Sunday, February 11, 2007

Interlocking but separate bodies

Interlocking but separate bodies

Global civil society is a vast, interconnected, and multilayered social space that comprises many hundreds of self-directing or non-governmental institutions and ways of life. Through its cross border networks global civil society is constituted of chains of interactions linking the local, regional and planetary orders. This new social world is constituted by networks, coalitions, partnerships and social movements but NGOs are commonly taken as the key actors. They are playing multidimensional roles in global civil society. In so far as to connect all actions emanating from global civil society to find reflections in all activities of NGOs.

The growth of NGOs has been exponential since the midnineteenth century and they now constitute a formidable number of social agents at all geographical scales. It has recently been reported that just under eighteen thousand NGOs are international or internationally orientated.

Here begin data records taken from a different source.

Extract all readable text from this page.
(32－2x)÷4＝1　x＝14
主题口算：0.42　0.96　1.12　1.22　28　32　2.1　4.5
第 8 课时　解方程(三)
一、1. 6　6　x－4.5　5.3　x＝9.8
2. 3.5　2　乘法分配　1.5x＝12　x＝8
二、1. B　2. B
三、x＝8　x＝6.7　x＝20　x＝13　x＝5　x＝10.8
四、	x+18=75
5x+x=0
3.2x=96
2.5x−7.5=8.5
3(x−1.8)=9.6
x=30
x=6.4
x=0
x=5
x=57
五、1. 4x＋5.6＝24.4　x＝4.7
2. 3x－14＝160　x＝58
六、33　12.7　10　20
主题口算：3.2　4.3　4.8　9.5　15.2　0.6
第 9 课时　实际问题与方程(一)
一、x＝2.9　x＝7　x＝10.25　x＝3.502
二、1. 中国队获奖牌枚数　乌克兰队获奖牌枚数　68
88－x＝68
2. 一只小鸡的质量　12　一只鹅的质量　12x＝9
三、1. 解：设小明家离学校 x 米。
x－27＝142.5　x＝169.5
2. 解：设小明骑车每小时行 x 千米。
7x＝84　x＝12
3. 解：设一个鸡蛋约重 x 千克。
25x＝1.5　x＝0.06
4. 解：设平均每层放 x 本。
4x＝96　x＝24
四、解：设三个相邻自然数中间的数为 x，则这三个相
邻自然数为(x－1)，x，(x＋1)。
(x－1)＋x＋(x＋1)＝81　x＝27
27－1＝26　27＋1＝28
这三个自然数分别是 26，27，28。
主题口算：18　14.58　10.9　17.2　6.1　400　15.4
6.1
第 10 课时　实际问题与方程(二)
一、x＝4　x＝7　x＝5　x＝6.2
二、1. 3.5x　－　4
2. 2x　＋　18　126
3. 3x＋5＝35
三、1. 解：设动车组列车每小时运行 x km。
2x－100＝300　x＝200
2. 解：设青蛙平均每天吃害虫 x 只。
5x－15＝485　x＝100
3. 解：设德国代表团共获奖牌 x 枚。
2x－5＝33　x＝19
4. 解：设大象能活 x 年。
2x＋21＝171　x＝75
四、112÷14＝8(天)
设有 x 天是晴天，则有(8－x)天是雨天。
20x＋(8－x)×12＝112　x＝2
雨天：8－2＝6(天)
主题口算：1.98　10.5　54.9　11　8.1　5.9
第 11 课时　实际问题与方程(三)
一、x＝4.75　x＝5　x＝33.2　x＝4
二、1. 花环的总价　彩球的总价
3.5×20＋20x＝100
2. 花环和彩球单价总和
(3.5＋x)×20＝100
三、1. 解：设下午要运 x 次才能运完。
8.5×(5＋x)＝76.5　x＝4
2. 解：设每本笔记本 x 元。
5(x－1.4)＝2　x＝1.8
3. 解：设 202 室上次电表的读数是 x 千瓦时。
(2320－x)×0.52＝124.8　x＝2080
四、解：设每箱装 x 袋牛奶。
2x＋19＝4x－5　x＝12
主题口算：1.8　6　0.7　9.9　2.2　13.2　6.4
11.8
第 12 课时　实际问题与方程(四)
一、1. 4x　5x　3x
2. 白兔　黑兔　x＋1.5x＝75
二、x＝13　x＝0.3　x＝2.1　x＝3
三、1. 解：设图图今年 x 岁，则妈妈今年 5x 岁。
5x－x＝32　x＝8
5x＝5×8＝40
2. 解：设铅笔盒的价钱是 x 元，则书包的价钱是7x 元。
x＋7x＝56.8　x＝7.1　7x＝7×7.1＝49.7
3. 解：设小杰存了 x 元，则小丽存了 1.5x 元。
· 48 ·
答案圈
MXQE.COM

Obviously NGOs remain a point of departure for social activities and a starting point for describing the geography of global civil society because of their explicit mode of operation beyond states, illustrating trans-state world city networks. But NGOs also feature in discussions of global governance as it involves steering behaviours in a multilayered framework of relations in which NGOs are key contributors to a global informal politics. In terms of practice, therefore, it is the combination of these formal state based and informal institutions as a set of interlocking but separate bodies that produce the system of global governance. Civil global society looks very much like the informal half of global governance where both parts are composed of diffused networks that transcend sovereign territories with NGOs featuring prominently. Undermining the state at a global scale means eroding twentieth century radical geography outcome as decolonisation.

Suggestions that global governance operates through more horizontal power structures is disputed. Westphalian inter stateness, with its diffusion of diplomatic circles to all states, is actually a relatively horizontal benchmark that neither global governance nor global civil society results are able to match. Thus being more mindfull of intersphere relations is needed for example, returning to the role of NGOs, their position at the heart of both global governance and global civil society arguments has to be explained. For this it is necessary to go beyond process outcomes and rethink the processes themselves. One perspective is to argue that NGOs constitute the key integrating institutions between global governance and global civl society. Their role is analogous to political parties in intra state politics. Neither part of government nor national civil society, parties have operated as conduits between political elites and society. From the time when governments relied on parties for their election and therefore power, policies were proposed for society by parties to government, and also propagated to society by parties for government. NGOs have now found themselves in a similar ambiguous position, most noticeably in their links to UN activities, and links to states through the distribution and organisation of the development aid programmes from North to South through cities across the world. This is a basic source of both the additional primacy and the interzonality to be found in subnets not subject to the Westphalian process.


The liberty of states to wage war in the eighteenth century was, first, curtailed by irregular great power congresses in the nineteenth century, and then, was limited to defense by the permanent organizations of the twentieth century, first the League of Nations and then the United Nations. Thus a product of war and peace, the UN appears as the archetypal inter-state institution. But it was never just that. Although failing to embark down the path to world government that many of its supporters have advocated, it has moved beyond an interstate agenda. The most overt early example of this is the 1948 Declaration of Human Rights that directly challenges territorial sovereignty. But it si the practices of the UN across a wide spectrum of activities that has led to the UN having a supra state presence in the world political space of flows. It has been more likely referred to as global service. Like other global services, the UN family of institutions uses cities to supply the wide ranging public goods it provides. Whether in the fields of health, food, science, labour development, finance, communications, human rights or refugees, UN agencies operate through cities to make networks of practice.